Surf lifesavers found the bodies of a man in his 50s and his dog in a submerged car in the Currumbin Valley on Monday after they drove into floodwaters overnight, police said.
Another seven people have died in the catastrophic floods, which have impacted more than 18,600 homes and more businesses.
Police hold “grave concerns” for two men missing in Brisbane and to the north at Glen Esk, while they’re also looking for a car reportedly swept away at Yatala.
However, 32-year-old Cameron Rogers has been found safe and well after he went missing near Goodna, west of Brisbane.
There is major flooding on the Brisbane, Bremer, Lockyer, Logan and Albert, Mary, North Pine, Noosa and Maroochy rivers after a year’s worth of rainfall in some areas in one or two days.
Premier Annastacia Palaszczuk said the intensity of the downpours and severity of the floods were not expected.
“It has been fast and it has been furious, and it has had a big impact. That is the facts,” Ms Palaszczuk told reporters on Monday.
Emergency services conducted more than 130 Swift water rescues and responded to more than 2200 calls for help in 24 hours.

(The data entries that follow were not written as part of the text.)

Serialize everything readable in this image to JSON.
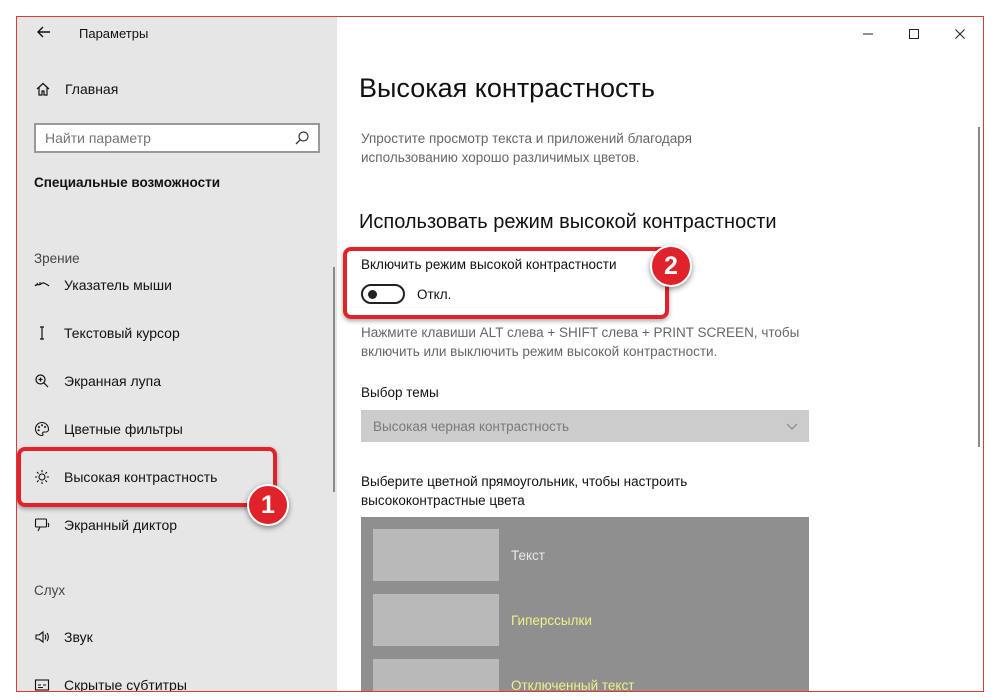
{
  "window": {
    "title": "Параметры",
    "controls": {
      "minimize": "—",
      "maximize": "☐",
      "close": "✕"
    }
  },
  "sidebar": {
    "home_label": "Главная",
    "search_placeholder": "Найти параметр",
    "section_title": "Специальные возможности",
    "groups": [
      {
        "label": "Зрение"
      },
      {
        "label": "Слух"
      }
    ],
    "items": [
      {
        "label": "Указатель мыши",
        "icon": "mouse-pointer-icon"
      },
      {
        "label": "Текстовый курсор",
        "icon": "text-cursor-icon"
      },
      {
        "label": "Экранная лупа",
        "icon": "magnifier-icon"
      },
      {
        "label": "Цветные фильтры",
        "icon": "color-filter-icon"
      },
      {
        "label": "Высокая контрастность",
        "icon": "brightness-icon",
        "selected": true
      },
      {
        "label": "Экранный диктор",
        "icon": "narrator-icon"
      },
      {
        "label": "Звук",
        "icon": "speaker-icon"
      },
      {
        "label": "Скрытые субтитры",
        "icon": "captions-icon"
      }
    ]
  },
  "main": {
    "title": "Высокая контрастность",
    "description": "Упростите просмотр текста и приложений благодаря использованию хорошо различимых цветов.",
    "subtitle": "Использовать режим высокой контрастности",
    "toggle_label": "Включить режим высокой контрастности",
    "toggle_state": "Откл.",
    "toggle_on": false,
    "hint": "Нажмите клавиши ALT слева + SHIFT слева + PRINT SCREEN, чтобы включить или выключить режим высокой контрастности.",
    "theme_label": "Выбор темы",
    "theme_value": "Высокая черная контрастность",
    "colors_label": "Выберите цветной прямоугольник, чтобы настроить высококонтрастные цвета",
    "swatches": [
      {
        "label": "Текст"
      },
      {
        "label": "Гиперссылки"
      },
      {
        "label": "Отключенный текст"
      }
    ]
  },
  "annotations": [
    {
      "number": "1"
    },
    {
      "number": "2"
    }
  ],
  "colors": {
    "accent_red": "#e0222a",
    "sidebar_bg": "#e6e6e6",
    "hyperlink": "#f0f08a"
  }
}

The Brisbane River is falling after peaking 3.85 metres on Monday morning, below the 2011 flood peak of 4.46m, but is set to rise again to 3.7m at 9 am on Tuesday.
More than 15,000 homes are expected to be impacted in Brisbane and 3600 in Gympie, north of the Sunshine Coast, and there are 1544 people in evacuation centres.
More than 54,000 homes are without power, but drinking water supplies are secure with the main Mount Crosby Water Treatment Plant back online after flood debris clogged its filters on the weekend.
Trains, buses and ferries have been suspended across much of the southeast and major highways including the M1 have been cut by floodwaters, however, the Bruce Highway north of Brisbane is set to reopen on Monday.
All schools in the southeast have been closed and people are urged to work from home.
Bureau of Meteorology forecaster Diana Eden said many areas had recorded more than 70cm of rain in the past week with Mount Glorious topping out at 1.5m.
“Some of the rainfall totals that we’ve seen over the course of this event have been approaching rainfall totals that we would normally expect over the course of a year,” she said.
About 2.2 million megalitres of water, the equivalent of four Sydney Harbours, has flowed into the Wivenhoe and Somerset Dams.
Premier Palaszczuk defended not pre-emptively releasing water from the dams for flood mitigation last week.
“We didn’t know that was going to happen. This is Mother Nature. I can’t control Mother Nature, the people of this state can’t control Mother Nature, and sometimes they throw stuff at us and we got to deal with it,” she said.
Prime Minister Scott Morrison said disaster assistance payments would be available for affected communities and the Defence Force would be deployed to help clean up.
“It can include troops themselves engaged directly in the same clean-up effort that so many people from the city of Brisbane will be engaged with as part of the Mud Army,” Mr Morrison said.
The weather bureau said there could be more severe thunderstorm activity in the region from Wednesday, with damaging winds, hail and heavy rainfall. However, it would not be as intense as the last week.